We saw an increase in the average training hours for Class 7 and above from the previous year as a result of some targeted leadership development. This was aimed at supporting the improvement of our leaders’ capability to coach and develop their teams to increase productivity while empowering staff to fulfil their potential.
As part of evaluating how well embedded our development and learning goals have become through all layers of the organisation, we collected and analysed individual staff performance and development plans to assess how well these reflect objectives around on-the-job learning (ideally 70 per cent of learning) coaching and feedback (ideally 20 per cent of learning) and formal training (ideally 10 per cent of learning). We reported back the results to managers to support their ongoing people development.
Another major piece of work providing insight into how we are tracking against our desired organisational culture came from the 2014 employee survey. The results help inform our approach to ongoing cultural and leadership development. We also routinely collect data on attendance and trainee satisfaction as a way to continually improve delivery of our learning program.
As outlined, the City of Melbourne’s Fraud and Corruption Policy is a key part of its risk management approach. All employees are made aware of updated policies, procedures and training requirements via regular CEO messages. The table below shows the total number of employees who received training on anti-corruption.
The nine skills expected of our leaders
A City of Melbourne leader is expected to: coach and develop others; lead improvement; collaborate and build partnerships; align services to customer needs; think strategically; manage resources well; develop themselves; build effective teams; and manage performance.

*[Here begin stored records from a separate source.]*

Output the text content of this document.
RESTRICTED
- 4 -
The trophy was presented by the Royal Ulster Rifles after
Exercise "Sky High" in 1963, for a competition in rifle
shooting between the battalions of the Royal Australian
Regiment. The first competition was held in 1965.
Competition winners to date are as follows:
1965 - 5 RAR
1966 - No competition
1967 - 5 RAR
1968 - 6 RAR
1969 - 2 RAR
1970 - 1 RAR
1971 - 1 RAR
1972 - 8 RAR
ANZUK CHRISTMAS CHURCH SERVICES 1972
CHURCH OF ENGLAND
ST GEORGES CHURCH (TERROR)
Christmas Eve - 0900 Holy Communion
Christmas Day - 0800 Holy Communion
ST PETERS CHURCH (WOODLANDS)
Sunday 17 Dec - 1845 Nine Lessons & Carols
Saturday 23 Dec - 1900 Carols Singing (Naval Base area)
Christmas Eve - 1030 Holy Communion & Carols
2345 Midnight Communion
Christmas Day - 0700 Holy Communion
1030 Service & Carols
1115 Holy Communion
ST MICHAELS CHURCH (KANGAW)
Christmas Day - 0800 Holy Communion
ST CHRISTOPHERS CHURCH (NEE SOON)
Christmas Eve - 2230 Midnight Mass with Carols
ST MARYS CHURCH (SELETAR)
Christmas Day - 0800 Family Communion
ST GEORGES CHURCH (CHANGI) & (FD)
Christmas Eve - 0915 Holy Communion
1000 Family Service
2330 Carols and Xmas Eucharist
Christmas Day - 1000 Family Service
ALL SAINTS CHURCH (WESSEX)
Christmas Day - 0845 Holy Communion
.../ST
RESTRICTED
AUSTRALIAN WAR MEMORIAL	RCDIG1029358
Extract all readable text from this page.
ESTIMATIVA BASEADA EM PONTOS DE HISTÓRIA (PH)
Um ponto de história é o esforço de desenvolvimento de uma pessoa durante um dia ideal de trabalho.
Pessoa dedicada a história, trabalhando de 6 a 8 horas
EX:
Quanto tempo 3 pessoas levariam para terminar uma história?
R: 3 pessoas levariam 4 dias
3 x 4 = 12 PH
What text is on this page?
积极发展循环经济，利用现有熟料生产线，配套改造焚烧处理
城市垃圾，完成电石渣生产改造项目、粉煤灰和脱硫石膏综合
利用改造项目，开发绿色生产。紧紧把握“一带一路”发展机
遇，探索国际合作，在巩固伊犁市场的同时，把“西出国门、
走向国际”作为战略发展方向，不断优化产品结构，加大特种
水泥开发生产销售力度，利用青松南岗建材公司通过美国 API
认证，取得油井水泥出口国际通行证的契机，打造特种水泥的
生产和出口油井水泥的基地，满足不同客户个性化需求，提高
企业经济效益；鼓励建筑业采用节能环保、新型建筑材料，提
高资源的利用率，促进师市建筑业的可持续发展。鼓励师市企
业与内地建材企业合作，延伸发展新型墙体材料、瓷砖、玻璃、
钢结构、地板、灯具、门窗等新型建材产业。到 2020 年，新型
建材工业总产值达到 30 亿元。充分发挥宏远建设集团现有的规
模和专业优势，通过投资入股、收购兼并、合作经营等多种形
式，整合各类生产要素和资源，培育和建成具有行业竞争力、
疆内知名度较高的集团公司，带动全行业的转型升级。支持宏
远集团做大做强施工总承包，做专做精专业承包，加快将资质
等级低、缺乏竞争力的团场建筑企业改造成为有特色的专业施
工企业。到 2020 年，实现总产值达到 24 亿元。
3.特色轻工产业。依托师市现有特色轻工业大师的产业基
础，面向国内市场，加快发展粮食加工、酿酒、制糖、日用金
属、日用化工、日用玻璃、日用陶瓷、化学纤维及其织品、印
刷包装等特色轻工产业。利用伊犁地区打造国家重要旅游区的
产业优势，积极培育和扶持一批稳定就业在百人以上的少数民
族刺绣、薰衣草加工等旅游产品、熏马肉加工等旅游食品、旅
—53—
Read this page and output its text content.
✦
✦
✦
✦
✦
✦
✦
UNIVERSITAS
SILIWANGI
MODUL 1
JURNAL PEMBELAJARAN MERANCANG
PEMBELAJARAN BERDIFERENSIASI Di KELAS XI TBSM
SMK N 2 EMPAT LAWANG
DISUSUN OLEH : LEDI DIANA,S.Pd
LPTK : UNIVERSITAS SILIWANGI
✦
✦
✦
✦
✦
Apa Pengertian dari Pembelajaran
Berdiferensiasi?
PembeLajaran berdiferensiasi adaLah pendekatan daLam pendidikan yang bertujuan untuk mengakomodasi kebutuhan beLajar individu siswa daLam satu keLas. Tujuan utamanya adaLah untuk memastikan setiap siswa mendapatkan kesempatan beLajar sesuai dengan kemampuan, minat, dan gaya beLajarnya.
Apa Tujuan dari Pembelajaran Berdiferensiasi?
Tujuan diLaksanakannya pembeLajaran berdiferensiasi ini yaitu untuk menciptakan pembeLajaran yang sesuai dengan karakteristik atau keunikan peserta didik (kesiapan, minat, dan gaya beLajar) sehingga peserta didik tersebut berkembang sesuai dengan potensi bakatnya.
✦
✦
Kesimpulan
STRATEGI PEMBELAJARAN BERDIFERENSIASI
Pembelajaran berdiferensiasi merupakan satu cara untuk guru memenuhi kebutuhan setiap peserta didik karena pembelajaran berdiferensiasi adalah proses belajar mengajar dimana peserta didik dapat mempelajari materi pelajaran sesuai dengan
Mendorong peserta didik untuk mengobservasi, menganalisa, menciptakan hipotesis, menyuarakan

Leadership at the City of Melbourne
Increased self-awareness to support development through the leadership journey.
A continuous cycle of:
Assessing our leadership capability through self-assessments, manager and employee discussion and 360 degree feedback
Planning our development through individual development discussions and plans
Developing our leadership capability through the 70:20:10 leaning principle
Leadership capabilities (defines the capabilities of our leaders): coaches and develops, leads improvement, collaborates and builds partnerships, thinks strategically, manages resources well, aligns services to customer needs, develops self, builds effective teams and manages performance.